Recall the early days of Exchange Server: we had one mailbox database (priv.edb) and one public folder database (pub.edb) per server, plus a directory database (dir.edb). This design was simple and straightforward, but it had some limitations. First, if your single database was lost or damaged, so were all the mailboxes in it. Second, if your database got too large to back up or restore within the available time, your options were limited to deleting mail or moving some mailboxes to another server.
Exchange 2000 Server introduced the concept of SGs, logical objects that could contain multiple databases. Transaction logs were associated with the SG, but databases could be backed up and restored independently of one another. Suddenly we went from having two databases to having as many as 20 on a single server—a welcome new degree of freedom. Like any other freedom, though, it came with caveats, namely that adding SGs used a significant amount of additional RAM. Microsoft recommended "filling" databases within SGs before adding more SGs.
Exchange Server 2003 removed the memory penalty for using multiple SGs, so the recommendation changed: If you wanted to have, for instance, four mailbox databases on a server, Microsoft recommended using four SGs so that each database would have an independent set of transaction logs. Associating logs with a particular database greatly eases recovery operations, as did the addition of Recovery Storage Groups (RSGs). For more information about RSGs, see "Recovery Storage Groups Explained," May 9, 2003.
Exchange 2007 makes another significant change to the SG mechanism. Whereas Exchange 2003 and Exchange 2000 limited you to 20 databases spread across as many as 5 SGs, the Exchange 2007 Enterprise Edition lets you have up to 50 databases and 50 SGs. You can have 50 SGs, each with 1 database; or 10 SGs, each with 5 databases; or 25 SGs with 2 databases each; or any other combination, provided that you don't exceed 5 databases per SG. (Exchange 2007 Standard Edition gives you a total of 5 SGs and 5 databases). This increase opens up a whole range of new things to think about.
First, having multiple SGs with a 1:1 database to SG ratio means that you can effectively use local continuous replication (LCR) and cluster continuous replication (CCR). LCR and CCR are activated for individual SGs, and they protect one database per SG. If you want to protect multiple databases, put them in their own SGs.
Second, Microsoft still recommends using separate volumes (or, more precisely, LUNs) to hold the databases and transaction logs for each SG. Let's say you want to use 25 SGs, each with 1 database. Because Windows can handle a maximum of only 26 drive letters, you'll have to use volume mount points; the bigger problem is that your storage system might not be able to accommodate an additional 50 LUNs.
Exchange 2007's use of SGs also has implications for backup and restore; if you're using Microsoft Volume Shadow Copy Service (VSS), you might find it more convenient to group databases together for backup so that you back up sets of databases and logs instead of individual SGs. If you're not using VSS, you'll have to contend with the fact that (as far as I know) the streaming backup APIs still limit you to backing up only four databases (all from different SGs) at a time. This limitation will undoubtedly complicate your backup planning as you increase the number of SGs.

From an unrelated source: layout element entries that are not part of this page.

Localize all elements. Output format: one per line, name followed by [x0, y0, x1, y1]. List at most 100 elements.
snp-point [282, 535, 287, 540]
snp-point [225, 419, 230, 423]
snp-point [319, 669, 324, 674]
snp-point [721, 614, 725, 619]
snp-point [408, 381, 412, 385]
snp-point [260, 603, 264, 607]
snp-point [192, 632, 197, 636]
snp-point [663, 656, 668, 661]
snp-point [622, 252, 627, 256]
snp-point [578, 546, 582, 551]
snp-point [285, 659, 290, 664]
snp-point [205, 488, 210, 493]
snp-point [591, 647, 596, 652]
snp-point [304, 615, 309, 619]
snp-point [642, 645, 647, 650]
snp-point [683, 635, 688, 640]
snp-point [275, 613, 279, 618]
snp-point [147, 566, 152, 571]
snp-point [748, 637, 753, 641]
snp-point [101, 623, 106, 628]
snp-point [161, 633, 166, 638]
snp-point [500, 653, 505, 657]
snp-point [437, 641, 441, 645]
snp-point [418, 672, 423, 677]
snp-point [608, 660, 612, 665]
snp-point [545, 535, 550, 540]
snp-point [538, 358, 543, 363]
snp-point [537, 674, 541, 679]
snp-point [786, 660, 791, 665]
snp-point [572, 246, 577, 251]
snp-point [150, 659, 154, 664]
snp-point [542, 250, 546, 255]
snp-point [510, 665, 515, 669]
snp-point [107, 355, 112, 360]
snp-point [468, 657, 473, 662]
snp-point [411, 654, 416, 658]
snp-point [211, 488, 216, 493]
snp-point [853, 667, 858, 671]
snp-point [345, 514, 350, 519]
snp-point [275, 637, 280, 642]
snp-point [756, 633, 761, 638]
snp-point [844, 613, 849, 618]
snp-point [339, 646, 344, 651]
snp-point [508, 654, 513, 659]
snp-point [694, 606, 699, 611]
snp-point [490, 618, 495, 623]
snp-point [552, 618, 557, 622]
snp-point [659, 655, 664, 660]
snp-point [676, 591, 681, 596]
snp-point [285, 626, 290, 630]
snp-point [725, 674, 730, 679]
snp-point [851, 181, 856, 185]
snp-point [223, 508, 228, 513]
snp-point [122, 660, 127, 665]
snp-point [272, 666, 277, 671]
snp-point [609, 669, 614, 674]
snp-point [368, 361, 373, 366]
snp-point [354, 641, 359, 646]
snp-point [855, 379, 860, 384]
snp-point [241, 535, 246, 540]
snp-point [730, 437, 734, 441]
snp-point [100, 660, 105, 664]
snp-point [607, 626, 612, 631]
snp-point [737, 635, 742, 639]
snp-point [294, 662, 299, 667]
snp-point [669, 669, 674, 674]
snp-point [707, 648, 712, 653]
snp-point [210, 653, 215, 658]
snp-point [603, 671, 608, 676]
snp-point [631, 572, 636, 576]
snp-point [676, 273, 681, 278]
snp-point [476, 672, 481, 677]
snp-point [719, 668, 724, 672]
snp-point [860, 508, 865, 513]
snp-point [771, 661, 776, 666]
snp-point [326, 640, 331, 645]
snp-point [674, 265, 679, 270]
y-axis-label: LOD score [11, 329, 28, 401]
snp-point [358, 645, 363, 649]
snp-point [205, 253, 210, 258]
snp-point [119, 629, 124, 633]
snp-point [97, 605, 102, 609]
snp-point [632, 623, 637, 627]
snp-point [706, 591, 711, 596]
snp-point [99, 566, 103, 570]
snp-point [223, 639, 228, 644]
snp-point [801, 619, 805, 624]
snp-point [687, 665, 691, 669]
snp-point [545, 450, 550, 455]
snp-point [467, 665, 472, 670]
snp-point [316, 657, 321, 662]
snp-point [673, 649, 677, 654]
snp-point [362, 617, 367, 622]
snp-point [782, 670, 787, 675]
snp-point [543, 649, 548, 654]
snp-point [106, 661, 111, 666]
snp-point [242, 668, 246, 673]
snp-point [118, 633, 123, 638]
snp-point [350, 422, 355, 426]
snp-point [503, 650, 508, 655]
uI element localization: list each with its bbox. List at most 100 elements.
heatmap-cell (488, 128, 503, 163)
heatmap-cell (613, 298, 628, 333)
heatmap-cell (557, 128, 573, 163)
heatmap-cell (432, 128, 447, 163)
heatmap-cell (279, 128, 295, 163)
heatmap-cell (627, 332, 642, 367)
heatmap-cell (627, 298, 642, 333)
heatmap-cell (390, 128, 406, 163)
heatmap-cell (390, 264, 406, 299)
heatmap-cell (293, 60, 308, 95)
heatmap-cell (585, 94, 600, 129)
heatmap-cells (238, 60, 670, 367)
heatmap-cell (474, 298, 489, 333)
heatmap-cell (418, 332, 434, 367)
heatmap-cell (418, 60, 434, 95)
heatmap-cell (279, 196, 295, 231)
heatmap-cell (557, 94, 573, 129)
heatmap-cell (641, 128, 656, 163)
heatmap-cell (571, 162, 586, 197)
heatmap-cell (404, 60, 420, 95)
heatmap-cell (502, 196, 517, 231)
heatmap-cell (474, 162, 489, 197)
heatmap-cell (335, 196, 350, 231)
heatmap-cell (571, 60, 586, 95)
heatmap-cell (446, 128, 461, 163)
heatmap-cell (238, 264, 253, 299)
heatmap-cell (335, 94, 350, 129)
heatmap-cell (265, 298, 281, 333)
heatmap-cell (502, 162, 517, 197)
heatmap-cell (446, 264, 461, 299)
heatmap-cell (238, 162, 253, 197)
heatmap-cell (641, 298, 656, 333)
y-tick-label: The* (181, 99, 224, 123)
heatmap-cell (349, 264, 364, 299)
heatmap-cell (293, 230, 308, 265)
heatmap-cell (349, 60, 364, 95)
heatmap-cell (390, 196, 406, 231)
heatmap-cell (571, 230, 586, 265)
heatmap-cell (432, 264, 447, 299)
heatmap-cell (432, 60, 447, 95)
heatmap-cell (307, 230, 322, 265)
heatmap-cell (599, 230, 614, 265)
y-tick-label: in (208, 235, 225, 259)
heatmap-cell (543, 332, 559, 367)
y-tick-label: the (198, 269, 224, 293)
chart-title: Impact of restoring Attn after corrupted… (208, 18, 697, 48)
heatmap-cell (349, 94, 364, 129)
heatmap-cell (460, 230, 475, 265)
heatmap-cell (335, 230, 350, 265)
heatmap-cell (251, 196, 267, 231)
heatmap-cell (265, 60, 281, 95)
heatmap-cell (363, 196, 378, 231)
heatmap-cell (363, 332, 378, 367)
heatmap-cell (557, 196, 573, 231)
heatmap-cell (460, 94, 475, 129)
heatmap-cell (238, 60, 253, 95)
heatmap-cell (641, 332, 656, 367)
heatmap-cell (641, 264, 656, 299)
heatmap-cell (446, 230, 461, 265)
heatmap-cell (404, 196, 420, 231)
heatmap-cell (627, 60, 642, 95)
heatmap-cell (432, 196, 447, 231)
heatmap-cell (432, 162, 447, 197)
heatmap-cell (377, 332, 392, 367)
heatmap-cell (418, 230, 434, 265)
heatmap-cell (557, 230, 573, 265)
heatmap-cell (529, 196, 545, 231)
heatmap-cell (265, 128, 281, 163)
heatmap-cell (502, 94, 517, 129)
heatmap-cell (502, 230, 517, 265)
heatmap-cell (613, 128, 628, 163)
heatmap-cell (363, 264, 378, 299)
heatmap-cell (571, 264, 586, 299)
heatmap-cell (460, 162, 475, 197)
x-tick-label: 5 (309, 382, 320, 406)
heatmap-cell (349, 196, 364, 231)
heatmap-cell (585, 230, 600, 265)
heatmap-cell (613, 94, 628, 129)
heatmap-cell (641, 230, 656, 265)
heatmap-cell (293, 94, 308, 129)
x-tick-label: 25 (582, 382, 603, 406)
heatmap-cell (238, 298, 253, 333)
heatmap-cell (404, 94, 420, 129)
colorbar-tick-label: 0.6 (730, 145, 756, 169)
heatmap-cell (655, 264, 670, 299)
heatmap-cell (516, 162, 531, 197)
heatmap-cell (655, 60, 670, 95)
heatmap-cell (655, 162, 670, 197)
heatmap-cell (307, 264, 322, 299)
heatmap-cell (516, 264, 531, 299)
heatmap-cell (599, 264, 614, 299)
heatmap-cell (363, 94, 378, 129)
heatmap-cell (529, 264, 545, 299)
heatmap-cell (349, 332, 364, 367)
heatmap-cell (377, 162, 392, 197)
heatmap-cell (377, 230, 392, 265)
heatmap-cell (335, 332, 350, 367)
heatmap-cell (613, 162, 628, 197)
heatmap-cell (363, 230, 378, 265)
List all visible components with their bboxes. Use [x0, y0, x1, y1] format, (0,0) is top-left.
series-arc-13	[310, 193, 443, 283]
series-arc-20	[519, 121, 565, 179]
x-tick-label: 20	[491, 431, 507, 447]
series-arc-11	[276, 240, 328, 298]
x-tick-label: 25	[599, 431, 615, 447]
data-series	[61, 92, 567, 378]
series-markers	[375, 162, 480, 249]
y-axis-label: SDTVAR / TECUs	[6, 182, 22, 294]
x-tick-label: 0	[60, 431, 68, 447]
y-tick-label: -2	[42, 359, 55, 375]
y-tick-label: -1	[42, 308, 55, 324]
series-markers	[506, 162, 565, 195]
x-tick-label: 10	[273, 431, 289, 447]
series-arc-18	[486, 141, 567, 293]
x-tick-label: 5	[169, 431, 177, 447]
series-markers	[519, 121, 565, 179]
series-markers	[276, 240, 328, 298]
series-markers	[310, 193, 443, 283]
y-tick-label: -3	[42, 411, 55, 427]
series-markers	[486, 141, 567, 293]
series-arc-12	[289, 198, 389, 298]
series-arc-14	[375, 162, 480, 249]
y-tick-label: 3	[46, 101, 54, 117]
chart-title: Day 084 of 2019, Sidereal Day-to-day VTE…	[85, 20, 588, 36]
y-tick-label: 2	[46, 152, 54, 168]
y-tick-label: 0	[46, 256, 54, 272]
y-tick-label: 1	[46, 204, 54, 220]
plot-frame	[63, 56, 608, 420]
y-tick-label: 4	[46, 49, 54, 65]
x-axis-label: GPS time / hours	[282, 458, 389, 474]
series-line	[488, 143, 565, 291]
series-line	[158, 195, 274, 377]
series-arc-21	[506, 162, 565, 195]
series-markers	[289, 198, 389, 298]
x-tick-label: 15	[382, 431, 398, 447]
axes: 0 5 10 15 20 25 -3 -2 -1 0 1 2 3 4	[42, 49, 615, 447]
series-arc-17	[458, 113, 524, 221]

Microsoft's Robert Quimbey wrote a fascinating article about configuring and validating storage designs for Exchange 2007 on the Microsoft Exchange Team Blog. I recommend that you read his post if you're interested in this topic and want a deeper understanding of how to provision storage for large or busy servers. I'll write more about aspects of Exchange storage, and about some of the more interesting questions I heard on the roadshow, in future columns.